Ruck(es) Kolumnen


"Love it or leave it"

In der nächsten Woche startet der Karneval in seine diesjährige Schlussoffensive. Höhepunkt sind wie immer die Umzüge und der Rosenmontag ist für Karnevalisten so etwas wie Ostern für die Katholiken: Der wichtigste Tag im Jahr.

Das gilt für die Mitwirkenden ebenso wie für die Massen, die am Wegesrand stehen und einfach nur zuschauen. Aber bevor die Umzüge starten, erstürmen Karnevalsgesellschaften noch Rathäuser und setzen Bürgermeister ab, machen damit möglich, was bei Wahlen häufig nicht gelingt.
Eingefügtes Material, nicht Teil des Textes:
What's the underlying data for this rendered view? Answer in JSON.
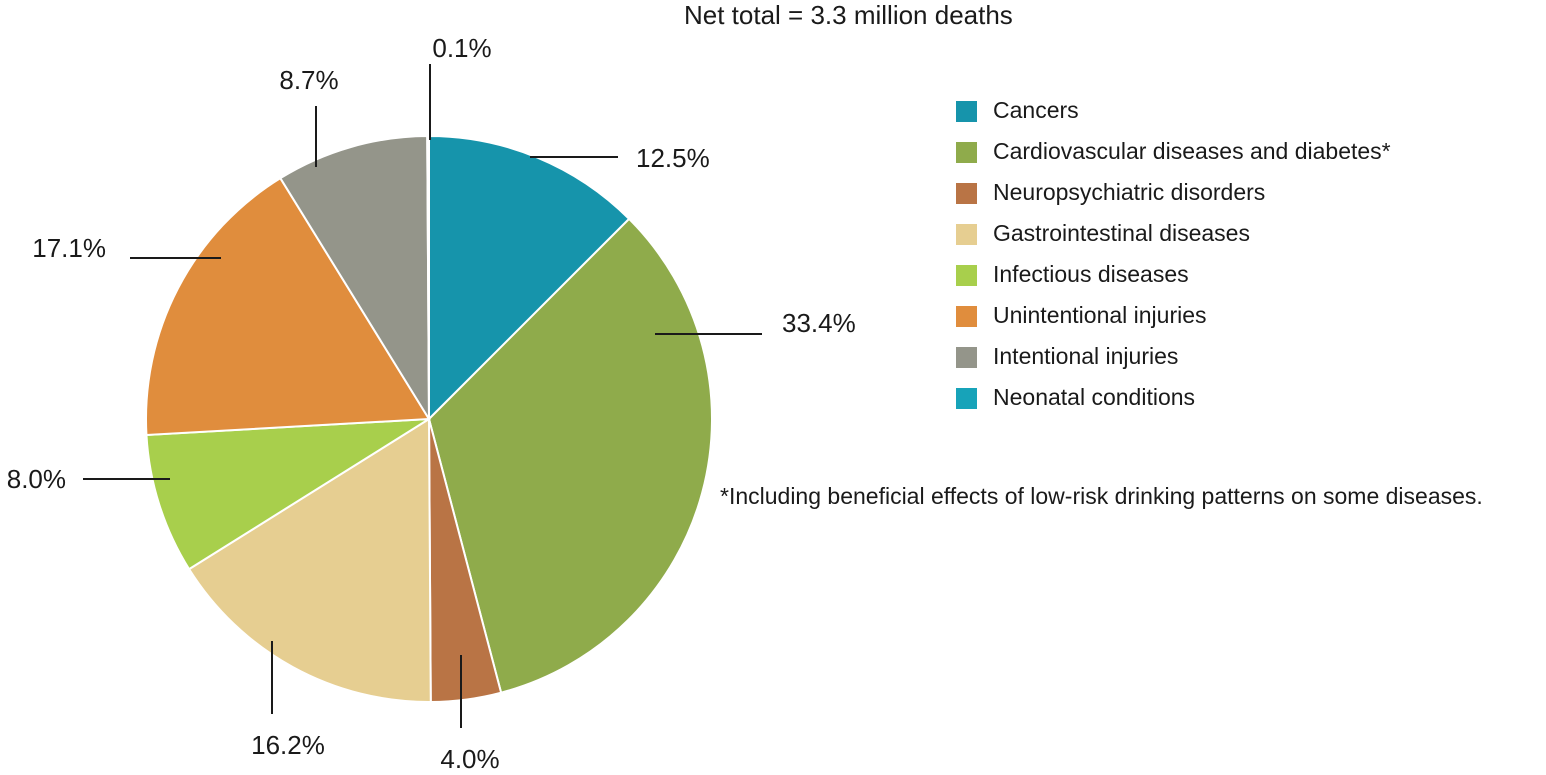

Auf öffentlichen Plätzen werden Biwaks errichtet, damit niemand nüchtern bleibt und in den verbliebenen Kneipen wird das Mobilar ausgeräumt, Luftschlangen an die Decke gehangen und der Bierpreis für eine Woche um 20% erhöht.

An Weiberfastnacht ist besonders das weibliche Personal in den wenigen noch geöffneten Geschäften bunt kostümiert und wedelt und wibbelt schon am späten Vormittag mit einer lauwarmen Flasche vom feinsten Billigsekt durch die Gegend. Aus allen Lautsprechern ertönen immer die gleichen Karnevalslieder von immer den gleichen Musikgruppen und wer nicht gerade mit Bützen oder Trinken beschäftigt ist, singt einfach die anspruchsvollen Texte mit.

„Nä, wat es dat schön“, sagen die Karnevalsbegeisterten und es sei ihnen hier ausdrücklich gegönnt.

„Nix wie weg“, sagen dagegen Karnevalsmuffel, die eigentlich gar keine Muffel sind, aber eine andere Art von Fröhlichkeit  genießen.

Und so existiert schon seit vielen Jahren eine besondere Art von Flüchtlingsbewegung, die stetig wächst: Die Karnevals-Flüchtlinge entfliehen dem lauten Treiben, machen „über die Tage“ einen Wellness-Urlaub oder erholen sich anderweitig  in karnevalsfreien Zonen. Halbe Sachen bringen während der tollen Tage einfach keinen Genuss: Entweder man ist dabei oder bleibt weg, deshalb: „Love it or leave it“.

Wir von BONNDIREKT wünschen allen Karnevalisten viel Spaß und versprechen, euch diese Woche mit kritischen und satirischen Kommentaren in Ruhe zu lassen. Bei uns geht es erst nach Aschermittwoch wieder ‚rund‘. Ab diesem Termin sorgt ja traditionell die Kommunalpolitik wieder für Lachanfälle bei der Bevölkerung, während sich echte Karnevalisten auch mal erholen müssen und Kraft für die nächste Session sammeln.  

Zwei- bis dreimal "Alaaf" oder "Helau" oder "Helaaf" oder "Alau" oder "Aloha" oder was auch immer!